Kishori was married to Ravindra Amonkar, a school teacher. The couple had two sons, Bibhas and Nihar. She was sometimes also described as "temperamental". Responding to these comments, Amonkar has stated that this reputation perhaps derives from her insistence that performers be treated respectfully, and to the fact that she chooses to spend time before her concerts in solitude and preparation instead of socialising with fellow musicians. Amonkar has stated, "I never play to the gallery. The audience cannot disturb the loneliness of an artiste." Amonkar did not enjoy giving press interviews.

Amonkar lived in the neighbourhood of Prabhadevi, in Mumbai. She died on 3 April 2017 in her sleep, at age 84, at her residence in Mumbai. That day, the Prime Minister of India, Narendra Modi, issued a statement on Twitter mourning her loss, writing: "Demise of Kishori Amonkar is an irreparable loss to Indian classical music. Deeply pained by her demise. May her soul rest in peace."

==Recognition and legacy==
Amonkar received several of India's national awards and civilian honours, including the Padma Bhushan, in 1987, and Padma Vibhushan in 2002. She was awarded the Sangeet Natak Akademi Award for 1985 and the Sangeet Natak Akademi Fellowship for 2009. She was awarded the prestigious Dr. T. M. A. Pai Outstanding Konkani Award in 1991. In 2016, she was one of seven recipients of the M.S. Subbulakshmi Award for classical music.

Amonkar was recognised by several of her contemporaries and fellow musicians for her skill and technique in classical music. The tabla musician, Zakir Hussain, has said that Amonkar's performances of several ragas, such as Raga Bhoop, are "... landmark performances that take place over hundreds of years and you will talk about them for the rest of your life and rest of the many centuries to come." The Carnatic vocalist T.M. Krishna praised her approach to classical music, saying, "When Kishoriji sings she is not trying to be new but just by being with her music and continuing to submit to it, she has given classical music an everlasting newness and freshness. This is true creativity."
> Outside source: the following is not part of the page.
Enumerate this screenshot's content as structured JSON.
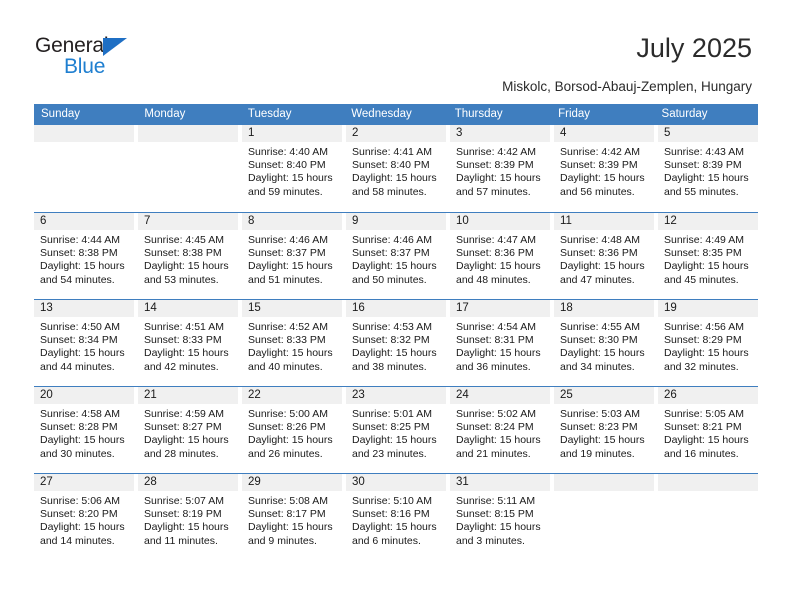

Amonkar is the subject of a documentary titled Bhinna Shadja, which was directed by Amol Palekar and Sandhya Gokhale. Several of Amonkar's students have become classical musicians of their own repute, including Manik Bhide, Maya Upadhye, Raghunandan Panshikar, Nandini Panshikar-Bedekar, Suhasini Mulgaonkar, Malati Kamat, Arun Dravid, Mira Panshikar, Sulabhatai Pishawikar, Meena Joshi, Vidya Bhagwat, Arati Ankalikar-Tikekar, Devaki Pandit, Sangeeta Katti, Manjiri Asnare-Kelkar, Papri Chakrabarti, Shivraj Shitole and violinist Milind Raikar. Amonkar's granddaughter, Tejashree Bibhas Amonkar, is also a budding classical musician and was trained by Amonkar.